Anxiety Girl on the other hand was screaming at the top of her lungs “They’ve changed their minds, they hate it, you’ve gotten your hopes up, told all your friends and family and now it’s not going to happen. Who were you to think you could be a proper writer anyway?”

It didn’t matter that several emails before I sent the whole manuscript through the publisher had teed up a time and date to meet me and talk about things, as far as I was concerned the silence was deafening.

It was like being a teenager in your first relationship. While back then it was notes passed in class and phone-dates and now it’s emails and text messages, the premise is still the same.

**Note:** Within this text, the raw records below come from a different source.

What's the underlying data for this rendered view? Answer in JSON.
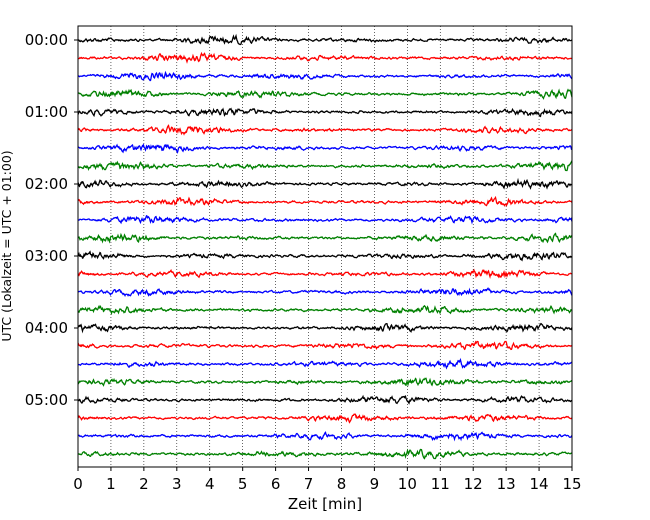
{
  "chart_data": {
    "type": "line",
    "title": "",
    "xlabel": "Zeit  [min]",
    "ylabel": "UTC (Lokalzeit = UTC + 01:00)",
    "xlim": [
      0,
      15
    ],
    "ylim_hours": [
      0,
      6
    ],
    "x_ticks": [
      "0",
      "1",
      "2",
      "3",
      "4",
      "5",
      "6",
      "7",
      "8",
      "9",
      "10",
      "11",
      "12",
      "13",
      "14",
      "15"
    ],
    "y_ticks": [
      "00:00",
      "01:00",
      "02:00",
      "03:00",
      "04:00",
      "05:00"
    ],
    "grid": "vertical dotted lines at each minute",
    "trace_interval_min": 15,
    "trace_colors": [
      "#000000",
      "#ff0000",
      "#0000ff",
      "#008000"
    ],
    "traces": [
      {
        "start": "00:00",
        "color": "#000000"
      },
      {
        "start": "00:15",
        "color": "#ff0000"
      },
      {
        "start": "00:30",
        "color": "#0000ff"
      },
      {
        "start": "00:45",
        "color": "#008000"
      },
      {
        "start": "01:00",
        "color": "#000000"
      },
      {
        "start": "01:15",
        "color": "#ff0000"
      },
      {
        "start": "01:30",
        "color": "#0000ff"
      },
      {
        "start": "01:45",
        "color": "#008000"
      },
      {
        "start": "02:00",
        "color": "#000000"
      },
      {
        "start": "02:15",
        "color": "#ff0000"
      },
      {
        "start": "02:30",
        "color": "#0000ff"
      },
      {
        "start": "02:45",
        "color": "#008000"
      },
      {
        "start": "03:00",
        "color": "#000000"
      },
      {
        "start": "03:15",
        "color": "#ff0000"
      },
      {
        "start": "03:30",
        "color": "#0000ff"
      },
      {
        "start": "03:45",
        "color": "#008000"
      },
      {
        "start": "04:00",
        "color": "#000000"
      },
      {
        "start": "04:15",
        "color": "#ff0000"
      },
      {
        "start": "04:30",
        "color": "#0000ff"
      },
      {
        "start": "04:45",
        "color": "#008000"
      },
      {
        "start": "05:00",
        "color": "#000000"
      },
      {
        "start": "05:15",
        "color": "#ff0000"
      },
      {
        "start": "05:30",
        "color": "#0000ff"
      },
      {
        "start": "05:45",
        "color": "#008000"
      }
    ]
  }
}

Why haven’t I heard from them? Was it something I said/wrote? Is there somebody else? What if they don’t love me anymore?

I was constantly checking my emails and texts, wondering if I should email or whether that would seem too needy – in short, I was pathetic.

There was a little bit of reason behind my paranoia though – publishing in New Zealand is hard. I was constantly reading articles about authors getting dropped for not being enough of a commercial prospect. Getting a foot in the door is no small thing and I wasn’t really certain how far my size six orange sandal was wedged in there.

I wasn’t until I was so close I could smell it that I realised how much I wanted this book to actually happen.

Even though I hadn’t heard anything and was still convinced it was going to fall through, I had worked out a professional-type wardrobe to wear to the meeting, which was set to happen tomorrow.

Today at lunch time I decided to distract myself by getting wrapping paper and the remaining Christmas cards I needed. After dealing with the queues in Whitcoulls I decided to go to a nearby food court for a comfort curry (the diet starts after Christmas okay?!) and when I finished I did my usual obsessive phone-check. There was a text sitting on there “Hi Anna, I’m downstairs now”.

Holy crap! I’d gotten the date wrong! (it turns out we’d had a bit of an email miss-communication). I shot back a reply and ran like a crazy person, arriving disheveled and juggling wrapping paper.  So much for my organised, professional first impression! We were meant to have lunch but I was full of illicit curry and couldn’t face anything else, so I fessed up. Luckily she had a sense of humor – she ate, I drank coffee and tried to regain my composure.

The long and the short of it is, she was lovely and I still have a book deal. The draft contract should arrive by the end of the week.

I also learned that I’m not alone in my neurosis. Apparently another author had recently commented that they hadn’t heard anything for a while. It was explained diplomatically to me like this “I usually have several books at different stages of development on the go, the one that is closest to being printed is the one I love the most. When you get to that stage, you will hear from me every day.”

I’m cool with that. And I’m also pleased to know I’m not the only worrywart out there.

I also learned that getting a book published is a long, slow process and that I will need to get used to long periods of silence. Apparently it takes about nine months from go to whoa (so it really is like my baby) and then they need to work out what time of the year to release it for maximum sales. I would automatically think Christmas, but of course that’s what everyone else thinks and the market gets swamped, so we are potentially looking at September next year or March 2015.

I also need to make sure it is a time that I am available because I am going to have to do TV, radio and newspaper interviews. Something I’d never really thought of and am quite terrified about. I’m the person who helps other people work with the media – I don’t get in front of the camera! I’m certain I’ll freak out and forget all my own advice!

So that’s where we are at the moment. The family, friends, workmates and complete strangers who have had to put up with me wittering on about whether or not the publishers have changed their minds can breathe a sigh of relief.

It’s really, truly, actually going to happen and Anxiety Girl can just pipe down!